Some studies have indicated that educational programs can benefit, but viewing should be in moderation.
Are you authoritarian?
Developmental psychologist Diana Baumride found that there are basically three kinds of parenting styles: permissive, authoritarian, and authoritative.
The most ideal parenting style should be “authoritative”. An authoritative parent is someone who tries to direct the child rationally.
The worst kinds of parents are ‘authoritarian’? Authoritarian parents are those who are demanding and discourage open communication.
For example, “authoritarian” parents may say, “You need to get straight A’s because I said so.” It seems like a strict rule or without any rationale the child can understand.
On the other hand, authoritative parents would explain the child that good grades help kids learn and advance in life.
Authoritarian parenting could lead to inhibited performance in school and in life.
Stop using your cellphones frequently around kids
A study published in the journal of Translational Psychiatry showed that distracted parents negatively affect their children’s development.
Our technology-induced distractions can’t be a great thing. It just tells the child that we are not listening to or paying attention to their activities. This is a habit that the child might adopt and acquire that it is ok not to pay attention.

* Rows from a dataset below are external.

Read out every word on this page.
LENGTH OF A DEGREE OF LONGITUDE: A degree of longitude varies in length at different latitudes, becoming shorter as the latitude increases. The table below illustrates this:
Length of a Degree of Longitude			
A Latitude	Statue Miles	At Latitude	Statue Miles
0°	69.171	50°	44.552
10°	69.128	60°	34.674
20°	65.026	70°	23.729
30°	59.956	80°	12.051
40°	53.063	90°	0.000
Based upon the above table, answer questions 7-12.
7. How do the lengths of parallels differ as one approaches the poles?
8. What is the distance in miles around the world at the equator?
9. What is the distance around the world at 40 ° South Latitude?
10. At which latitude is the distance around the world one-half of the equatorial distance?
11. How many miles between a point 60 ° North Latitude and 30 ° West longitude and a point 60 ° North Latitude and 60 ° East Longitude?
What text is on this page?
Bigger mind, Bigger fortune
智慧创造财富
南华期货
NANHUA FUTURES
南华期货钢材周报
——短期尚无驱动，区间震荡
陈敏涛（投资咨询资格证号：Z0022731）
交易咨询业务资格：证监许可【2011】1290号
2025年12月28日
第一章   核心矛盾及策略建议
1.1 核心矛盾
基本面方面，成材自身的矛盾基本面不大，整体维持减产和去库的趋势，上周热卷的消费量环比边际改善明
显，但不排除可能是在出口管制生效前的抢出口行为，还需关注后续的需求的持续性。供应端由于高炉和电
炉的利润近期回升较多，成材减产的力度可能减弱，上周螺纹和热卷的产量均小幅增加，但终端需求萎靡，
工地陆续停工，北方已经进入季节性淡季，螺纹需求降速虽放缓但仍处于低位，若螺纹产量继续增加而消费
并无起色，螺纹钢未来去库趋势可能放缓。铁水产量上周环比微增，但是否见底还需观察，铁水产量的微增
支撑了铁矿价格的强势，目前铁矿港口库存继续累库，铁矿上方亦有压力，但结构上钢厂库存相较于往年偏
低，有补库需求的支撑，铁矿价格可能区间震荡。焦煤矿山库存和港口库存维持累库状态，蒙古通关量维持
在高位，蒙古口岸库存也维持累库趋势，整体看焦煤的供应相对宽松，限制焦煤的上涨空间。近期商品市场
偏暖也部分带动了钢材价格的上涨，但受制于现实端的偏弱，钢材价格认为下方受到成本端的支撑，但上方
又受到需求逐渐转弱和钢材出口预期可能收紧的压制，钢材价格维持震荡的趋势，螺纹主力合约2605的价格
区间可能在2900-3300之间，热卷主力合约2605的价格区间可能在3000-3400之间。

And a 2015 Pennsylvania State University study posited that smartphone usage “poses a real danger to the welfare and development of children.”
Not bonding with your child
There’s no replacement for developing a healthy, positive bond with your child.
Multiple studies have found low levels of parental warmth can contribute to behavioral problems as well as insecurity and emotional difficulties in children and adolescents. Kids who don’t get enough parental praise may also experience social withdrawal and anxiety, according to one 1986 study.
‘Slap’ as a punishment – No
Punishing a child physically has consistently been tied to hyperactivity, aggression, and oppositional behavior in children.
A University of Texas at Austin analysis in 2016 confirms that based on 50 years of research on 160,000 children, spanking was associated with mental health problems and cognitive difficulties.
Rewarding your child
Parents and teachers need to understand that rewards are not just for achievements. Rewards should ALSO be for the child who does his or her best.
Just as we need new ways of measuring student learning beyond grades, we also need new measures of student effort and achievement.
Every child has talent and the best way to acknowledge that is to look at his or her personal best. We know that children are more motivated when we acknowledge meaningful improvement or effort, however small those achievements might be.
A child doesn’t always need trophies or certificates, sometimes it requires little more than a kind word from the parent or a brief comment in a school diary from the teacher.
Research shows that when children are self-motivated, they have greater control over their learning. Thereby children are likely to master skills more quickly. And motivation comes when the child knows that her efforts will be appreciated.
So let’s reward a child’s success wherever, and whenever it occurs. While a first place in anything should be celebrated, sometimes sincere efforts made should also be appreciated.